Niewielką miejscowością Borowce - w powiecie częstochowskim - wstrząsnęła ogromna tragedia. 10 lipca 2021 roku Jacek Jaworek z zimną krwią zastrzelił swojego brata Janusza, bratową Justynę i ich starszego syna. Cudem udało się przeżyć drugiemu z chłopców, który zdołał uciec do wujostwa. Po dokonaniu zbrodni mężczyzna uciekł.
Choć policyjna obława ruszyła natychmiast, Jacka Jaworka nie udało się odnaleźć. Po dwóch latach bezowocnych poszukiwań prokuratura zdecydowała się zwiesić śledztwo. Dziś znów nazwisko mordercy jest na ustach mieszkańców Borowców i pobliskiej Dąbrowy Zielonej. To tu znaleziono zwłoki mężczyzny, który - według wstępnych ustaleń - odebrał sobie życie.
Dziennikarze "Faktu" rozmawiali z mieszkańcami wsi, którzy przyznają, że znalezienie zwłok "obudziło demony przeszłości". Wszyscy mają nadzieję, że sprawa wreszcie się zakończy. - My naprawdę już chcemy, żeby to się skończyło.

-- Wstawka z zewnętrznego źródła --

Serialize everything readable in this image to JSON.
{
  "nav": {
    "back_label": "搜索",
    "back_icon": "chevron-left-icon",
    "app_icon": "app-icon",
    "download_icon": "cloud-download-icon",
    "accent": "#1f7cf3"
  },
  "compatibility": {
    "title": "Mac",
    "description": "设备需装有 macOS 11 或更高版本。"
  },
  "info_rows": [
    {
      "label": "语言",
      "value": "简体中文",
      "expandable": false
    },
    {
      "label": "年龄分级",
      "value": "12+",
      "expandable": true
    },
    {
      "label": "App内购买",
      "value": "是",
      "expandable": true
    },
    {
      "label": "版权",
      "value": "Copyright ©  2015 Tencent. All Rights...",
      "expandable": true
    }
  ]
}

Niech ten Jaworek się znajdzie, niech ta biedna rodzina wreszcie odzyska jakiś spokój, niech to się skończy i dla nas — powiedziała dziennikowi.

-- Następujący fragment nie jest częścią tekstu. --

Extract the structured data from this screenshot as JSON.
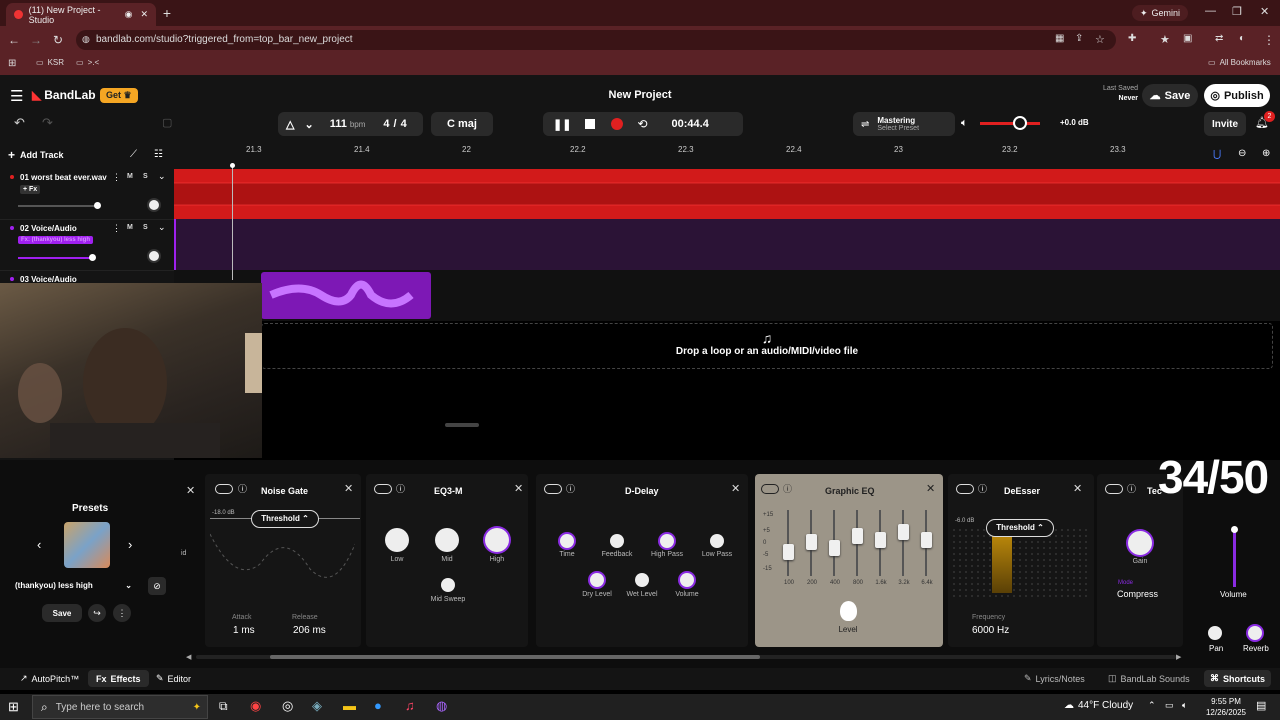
{
  "browser": {
    "tab_title": "(11) New Project - Studio",
    "gemini": "Gemini",
    "url": "bandlab.com/studio?triggered_from=top_bar_new_project",
    "bookmarks": [
      "KSR",
      ">.<"
    ],
    "all_bookmarks": "All Bookmarks"
  },
  "app": {
    "logo": "BandLab",
    "get": "Get",
    "title": "New Project",
    "last_saved_label": "Last Saved",
    "last_saved_value": "Never",
    "save": "Save",
    "publish": "Publish",
    "invite": "Invite",
    "notif_count": "2",
    "tempo": "111",
    "bpm": "bpm",
    "time_sig_num": "4",
    "time_sig_den": "4",
    "key": "C maj",
    "time": "00:44.4",
    "mastering": "Mastering",
    "select_preset": "Select Preset",
    "master_db": "+0.0 dB"
  },
  "tracks_ui": {
    "add_track": "Add Track",
    "ruler": [
      "21.3",
      "21.4",
      "22",
      "22.2",
      "22.3",
      "22.4",
      "23",
      "23.2",
      "23.3"
    ],
    "tracks": [
      {
        "num": "01",
        "name": "worst beat ever.wav",
        "fx": "+ Fx"
      },
      {
        "num": "02",
        "name": "Voice/Audio",
        "fx": "Fx: (thankyou) less high"
      },
      {
        "num": "03",
        "name": "Voice/Audio"
      }
    ],
    "mute": "M",
    "solo": "S",
    "drop": "Drop a loop or an audio/MIDI/video file"
  },
  "presets": {
    "title": "Presets",
    "selected": "(thankyou) less high",
    "save": "Save"
  },
  "effects": {
    "id": "id",
    "noise_gate": {
      "title": "Noise Gate",
      "db": "-18.0 dB",
      "mode": "Threshold",
      "attack_label": "Attack",
      "attack": "1 ms",
      "release_label": "Release",
      "release": "206 ms"
    },
    "eq3": {
      "title": "EQ3-M",
      "low": "Low",
      "mid": "Mid",
      "high": "High",
      "mid_sweep": "Mid Sweep"
    },
    "delay": {
      "title": "D-Delay",
      "time": "Time",
      "feedback": "Feedback",
      "high_pass": "High Pass",
      "low_pass": "Low Pass",
      "dry": "Dry Level",
      "wet": "Wet Level",
      "volume": "Volume"
    },
    "geq": {
      "title": "Graphic EQ",
      "scale": [
        "+15",
        "+5",
        "0",
        "-5",
        "-15"
      ],
      "bands": [
        "100",
        "200",
        "400",
        "800",
        "1.6k",
        "3.2k",
        "6.4k"
      ],
      "level": "Level"
    },
    "deesser": {
      "title": "DeEsser",
      "db": "-6.0 dB",
      "mode": "Threshold",
      "freq_label": "Frequency",
      "freq": "6000 Hz"
    },
    "tech": {
      "title": "Tec",
      "gain": "Gain",
      "mode_label": "Mode",
      "mode": "Compress"
    },
    "counter": "34/50",
    "volume": "Volume",
    "pan": "Pan",
    "reverb": "Reverb"
  },
  "bottom": {
    "autopitch": "AutoPitch™",
    "effects": "Effects",
    "editor": "Editor",
    "lyrics": "Lyrics/Notes",
    "sounds": "BandLab Sounds",
    "shortcuts": "Shortcuts"
  },
  "taskbar": {
    "search": "Type here to search",
    "weather": "44°F Cloudy",
    "time": "9:55 PM",
    "date": "12/26/2025"
  }
}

Dalsza część artykułu pod materiałem wideo
Jego znaleziono przy boisku, ale i przy kościele, on to zrobił przy kościele, ten mężczyzna, słyszałam, że był w klapkach — powiedziała dla "Faktu" jedna z mieszkanek.

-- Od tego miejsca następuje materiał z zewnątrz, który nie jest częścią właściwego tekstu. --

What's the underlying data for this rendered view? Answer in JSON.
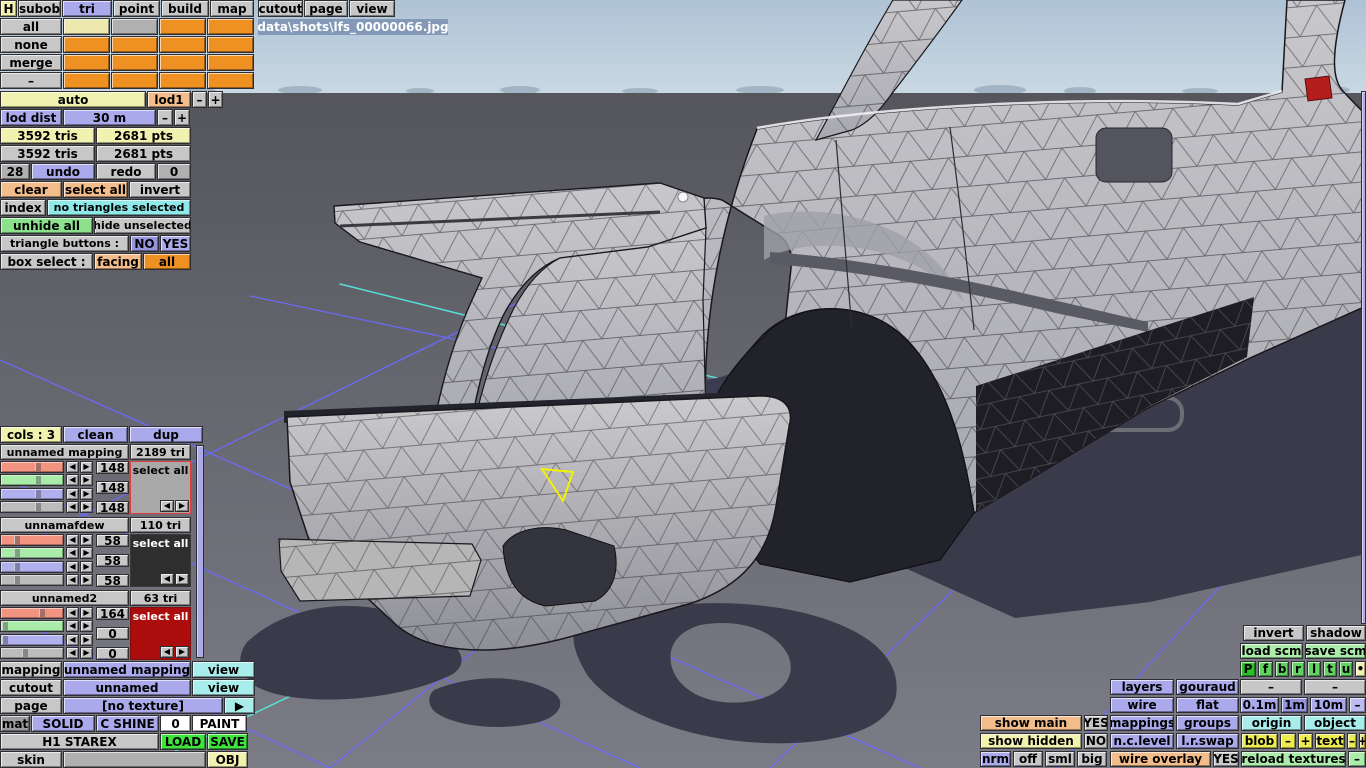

Rozmówcy "Faktu" podkreślają, że Jaworek z pewnością nie ukrywał się w ich miejscowości, bo jego twarz zna tu każdy. Mieszkańcy spekulują, że jeśli to jego ciało znaleziono we wsi, to musiał tu sam przyjechać lub zostać przez kogoś przywieziony. Jego nagłe pojawienie się wiążą z niedawną rocznicą zbrodni i wizytą Jaworka na miejscowym cmentarzu, gdzie pochowane są jej ofiary.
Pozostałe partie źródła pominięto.